Im Rahmen einer am 9. Dezember 2014 an Ort und Stelle durchgeführten Überprüfung wurden die im Bescheid verwerteten, nicht dem gesetzmäßigen Zustand entsprechenden Sach­verhalte in der gegenständlichen Betriebsanlage vom bau- und gewerbetechni­schen bzw. brandschutztechnischen Sachverstän­digen festgestellt.

 

Dem Verfahrensakt ist in Bezug auf die Person des Bf zunächst zu entnehmen, dass sich die Maßnahmen nach § 360 GewO 1994 bezüglich der im beiliegenden Plan eingezeichneten Anlage auf ihn beziehen. Dabei ist der Name des Bf in der bestehenden Halle zwischen den Linien K und J einerseits und den Abschnitts­linien 22 bis 26 andererseits zu definieren.

 

Wie der ergänzenden Eingabe der belangten Behörde vom 12. März 2015 zu ent­nehmen ist, hat sich im Rahmen einer mündlichen Verhandlung am 2. März 2015 herausgestellt, dass der Bf diesen Anlagenteil mit Herrn F.P. getauscht hat, der Bf somit den oben beschriebenen Teil der Halle in die Gewahrsame des Herrn F.P. übergeben hat und somit nicht mehr Inhaber dieser Anlage ist.

 

Da sich somit die mit dem bekämpften Bescheid vorgeschriebenen Maßnahmen gegenüber dem Bf auf einen Anlagenteil beziehen, dessen Inhaber er zum Zeitpunkt der Bescheiderlassung nicht mehr war, kann der bekämpfte Bescheid nicht aufrechterhalten werden und war ersatz­los zu beheben.

 

Aufgrund der dargestellten Sach- und Rechtslage war wie im Spruch zu ent­scheiden.

 

 

II. Unzulässigkeit der ordentlichen Revision:

 

Die ordentliche Revision ist unzulässig, da keine Rechtsfrage im Sinne des
Art. 133 Abs. 4 B-VG zu beurteilen war, der grundsätzliche Bedeutung zukommt. Weder weicht die gegenständliche Entscheidung von der bisherigen Recht­sprechung des Verwaltungsgerichtshofes ab, noch fehlt es an einer Recht­sprechung. Weiters ist die dazu vorliegende Rechtsprechung des Verwaltungsge­richtshofes auch nicht als uneinheitlich zu beurteilen. Ebenfalls liegen keine sonstigen Hinweise auf eine grundsätzliche Bedeutung der zu lösenden Rechts­frage vor.
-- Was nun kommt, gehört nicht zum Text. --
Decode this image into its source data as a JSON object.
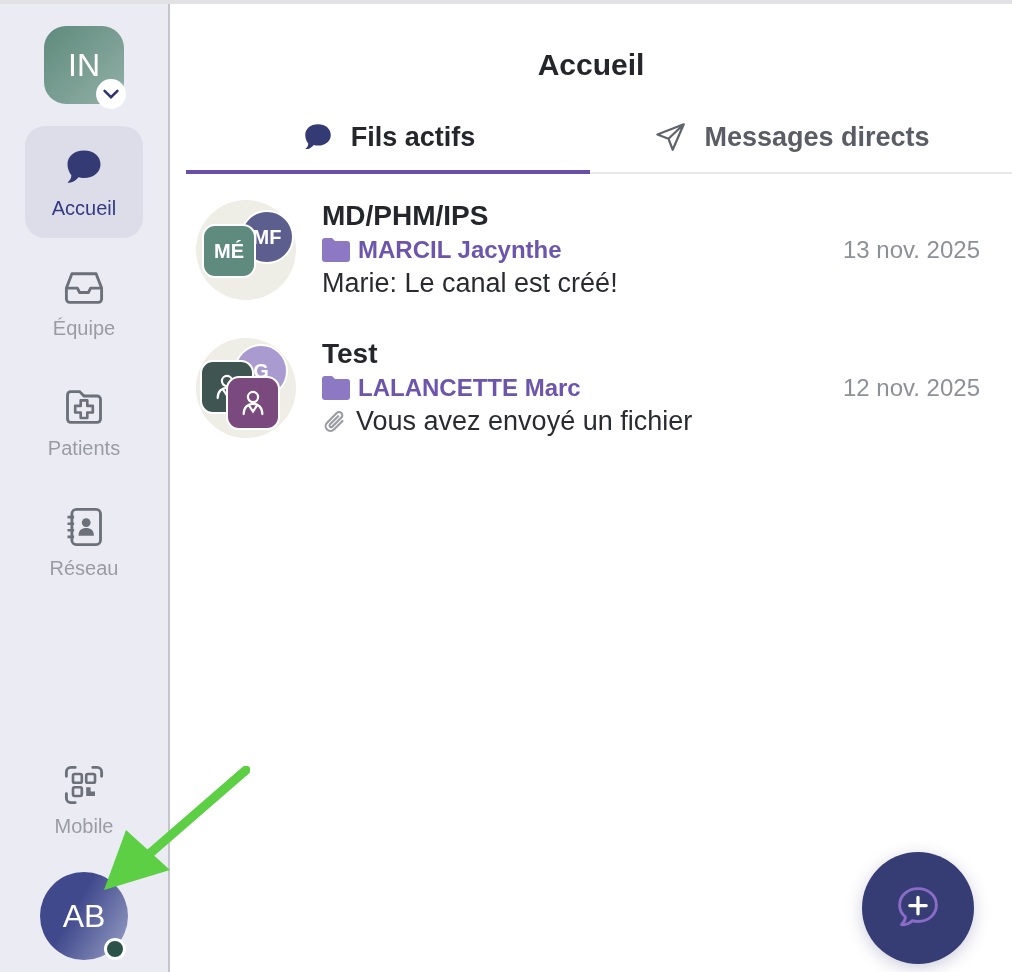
{
  "workspace": {
    "initials": "IN"
  },
  "sidebar": {
    "items": [
      {
        "label": "Accueil",
        "selected": true
      },
      {
        "label": "Équipe",
        "selected": false
      },
      {
        "label": "Patients",
        "selected": false
      },
      {
        "label": "Réseau",
        "selected": false
      }
    ],
    "bottom_item": {
      "label": "Mobile"
    },
    "user": {
      "initials": "AB",
      "online": true
    }
  },
  "header": {
    "title": "Accueil"
  },
  "tabs": [
    {
      "label": "Fils actifs",
      "selected": true
    },
    {
      "label": "Messages directs",
      "selected": false
    }
  ],
  "threads": [
    {
      "title": "MD/PHM/IPS",
      "patient": "MARCIL Jacynthe",
      "date": "13 nov. 2025",
      "preview": "Marie: Le canal est créé!",
      "attachment": false,
      "avatars": [
        {
          "kind": "round",
          "text": "MF",
          "color": "#5c5e8e"
        },
        {
          "kind": "tile",
          "text": "MÉ",
          "color": "#5f8a7e"
        }
      ]
    },
    {
      "title": "Test",
      "patient": "LALANCETTE Marc",
      "date": "12 nov. 2025",
      "preview": "Vous avez envoyé un fichier",
      "attachment": true,
      "avatars": [
        {
          "kind": "round",
          "text": "G",
          "color": "#a99ad0"
        },
        {
          "kind": "person",
          "color": "#3e5552"
        },
        {
          "kind": "person",
          "color": "#7a4a7e"
        }
      ]
    }
  ]
}
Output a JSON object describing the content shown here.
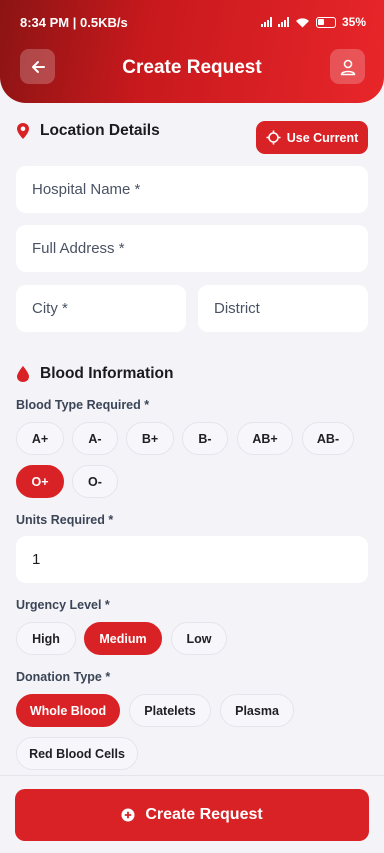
{
  "status_bar": {
    "time": "8:34 PM | 0.5KB/s",
    "battery": "35%"
  },
  "header": {
    "title": "Create Request"
  },
  "location": {
    "title": "Location Details",
    "use_current": "Use Current",
    "hospital_placeholder": "Hospital Name *",
    "address_placeholder": "Full Address *",
    "city_placeholder": "City *",
    "district_placeholder": "District"
  },
  "blood": {
    "title": "Blood Information",
    "type_label": "Blood Type Required *",
    "types": [
      "A+",
      "A-",
      "B+",
      "B-",
      "AB+",
      "AB-",
      "O+",
      "O-"
    ],
    "selected_type": "O+",
    "units_label": "Units Required *",
    "units_value": "1",
    "urgency_label": "Urgency Level *",
    "urgency": [
      "High",
      "Medium",
      "Low"
    ],
    "selected_urgency": "Medium",
    "donation_label": "Donation Type *",
    "donation": [
      "Whole Blood",
      "Platelets",
      "Plasma",
      "Red Blood Cells"
    ],
    "selected_donation": "Whole Blood"
  },
  "footer": {
    "create_label": "Create Request"
  },
  "colors": {
    "accent": "#d92226",
    "header_dark": "#8c1414",
    "background": "#f4f3f8"
  }
}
R e c h t s m i t t e l b e l e h r u n g

Gegen dieses Erkenntnis besteht innerhalb von sechs Wochen ab dem Tag der Zustellung die Möglichkeit der Erhebung einer Beschwerde beim Verfassungsge­richtshof und/oder einer außerordentlichen Revision beim Verwaltungsge­richtshof. Eine Beschwerde an den Verfassungsgerichtshof ist unmittelbar bei diesem einzubringen, eine Revision an den Verwaltungsgerichtshof beim Landes­verwaltungsgericht Oberösterreich. Die Abfassung und die Einbringung einer Beschwerde bzw. einer Revision müssen durch einen bevollmächtigten Rechtsan­walt bzw. eine bevollmächtigte Rechtsanwältin erfolgen. Für die Beschwerde bzw. Revision ist eine Eingabegebühr von je 240,- Euro zu entrichten.

H i n w e i s

Anträge auf Bewilligung der Verfahrenshilfe zur Abfassung und Einbringung einer außerordentlichen Revision sind unmittelbar beim Verwaltungsgerichtshof einzu­bringen.